Besides, it unfits the soul to pray over its troubles, or take in the sense of that good which God intends by them: affliction is a 96pill, which being wrapped up in patience and quiet submission, may be easily swallowed; but discontent chews the pill, and so imbitters the soul: God throws away some comfort which he saw would hurt you, and you will throw away your peace after it: he shoots an arrow which sticks in your clothes, and was never intended to hurt, but only to fright you from sin, and you will thrust it onward to the piercing of your very hearts, by despondency and discontent.
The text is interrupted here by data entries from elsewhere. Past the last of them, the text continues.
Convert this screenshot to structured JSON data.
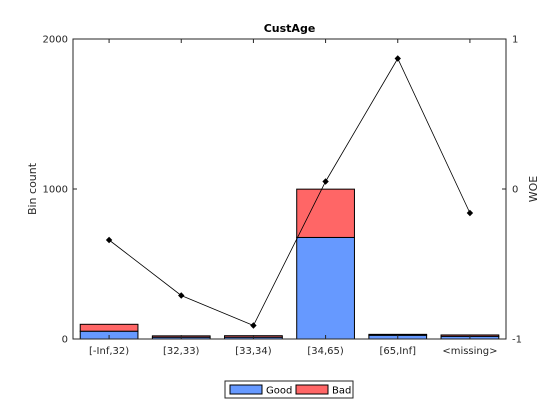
{
  "chart_data": {
    "type": "bar",
    "stacked": true,
    "title": "CustAge",
    "xlabel": "",
    "ylabel": "Bin count",
    "y2label": "WOE",
    "categories": [
      "[-Inf,32)",
      "[32,33)",
      "[33,34)",
      "[34,65)",
      "[65,Inf]",
      "<missing>"
    ],
    "ylim": [
      0,
      2000
    ],
    "yticks": [
      0,
      1000,
      2000
    ],
    "y2lim": [
      -1,
      1
    ],
    "y2ticks": [
      -1,
      0,
      1
    ],
    "series": [
      {
        "name": "Good",
        "color": "#6699ff",
        "values": [
          52,
          12,
          12,
          677,
          25,
          18
        ]
      },
      {
        "name": "Bad",
        "color": "#ff6666",
        "values": [
          46,
          9,
          10,
          322,
          6,
          9
        ]
      }
    ],
    "line": {
      "axis": "right",
      "marker": "diamond",
      "values": [
        -0.34,
        -0.71,
        -0.91,
        0.05,
        0.87,
        -0.16
      ]
    },
    "legend_placement": "bottom",
    "grid": false
  }
}
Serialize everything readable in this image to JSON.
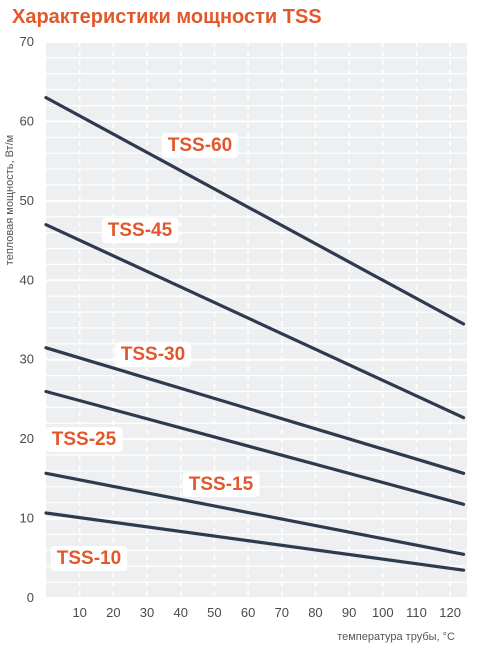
{
  "chart_data": {
    "type": "line",
    "title": "Характеристики мощности TSS",
    "xlabel": "температура трубы, °C",
    "ylabel": "тепловая мощность, Вт/м",
    "xlim": [
      0,
      125
    ],
    "ylim": [
      0,
      70
    ],
    "x_ticks": [
      10,
      20,
      30,
      40,
      50,
      60,
      70,
      80,
      90,
      100,
      110,
      120
    ],
    "y_ticks": [
      0,
      10,
      20,
      30,
      40,
      50,
      60,
      70
    ],
    "grid": true,
    "legend": "none",
    "line_color": "#2e3b4e",
    "label_color": "#e2582c",
    "series": [
      {
        "name": "TSS-60",
        "x": [
          0,
          124
        ],
        "y": [
          63,
          34.5
        ]
      },
      {
        "name": "TSS-45",
        "x": [
          0,
          124
        ],
        "y": [
          47,
          22.7
        ]
      },
      {
        "name": "TSS-30",
        "x": [
          0,
          124
        ],
        "y": [
          31.5,
          15.7
        ]
      },
      {
        "name": "TSS-25",
        "x": [
          0,
          124
        ],
        "y": [
          26,
          11.8
        ]
      },
      {
        "name": "TSS-15",
        "x": [
          0,
          124
        ],
        "y": [
          15.7,
          5.5
        ]
      },
      {
        "name": "TSS-10",
        "x": [
          0,
          124
        ],
        "y": [
          10.7,
          3.5
        ]
      }
    ]
  }
}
Help 9. Lastly, if all this will not do, but thy heart (like Rachel) still refuses to be comforted, or quieted, then consider one thing more, which, if seriously pondered, will doubtless do the work; and that is this, Compare the condition thou art now in, (and art so much dissatisfied with) with that condition others are, and thyself deservest to be in: others are roaring in flames, howling under the scourge of vengeance, and amongst them I deserve to be. O my soul! is this hell? Is my condition as bad as the damned? O what would thousands now in hell give, to change conditions with me! 97It is a famous instance which Dr. Taylor gives us of the duke of Conde; I have read (saith he) that when the duke of Conde had entered voluntarily into the incommodities of a religious poverty, he was one day espied and pitied by a lord of Italy, who out of tenderness wished him to be more careful and nutritive of his person. The good duke answered, Sir, be not troubled, and think not that I am ill provided of conveniences, for I send an harbinger before me, who makes ready my lodgings, and takes care that I be royally entertained. The lord asked him who was his Harbinger? He answered, The knowledge of myself, and the consideration of what I deserve for my sins, which is eternal torments; and when with this knowledge I arrive at my lodging, how unprovided soever I find it, methinks it is ever better than I deserve. Why doth the living man complain? And thus the heart may be kept from desponding or repining under adversity.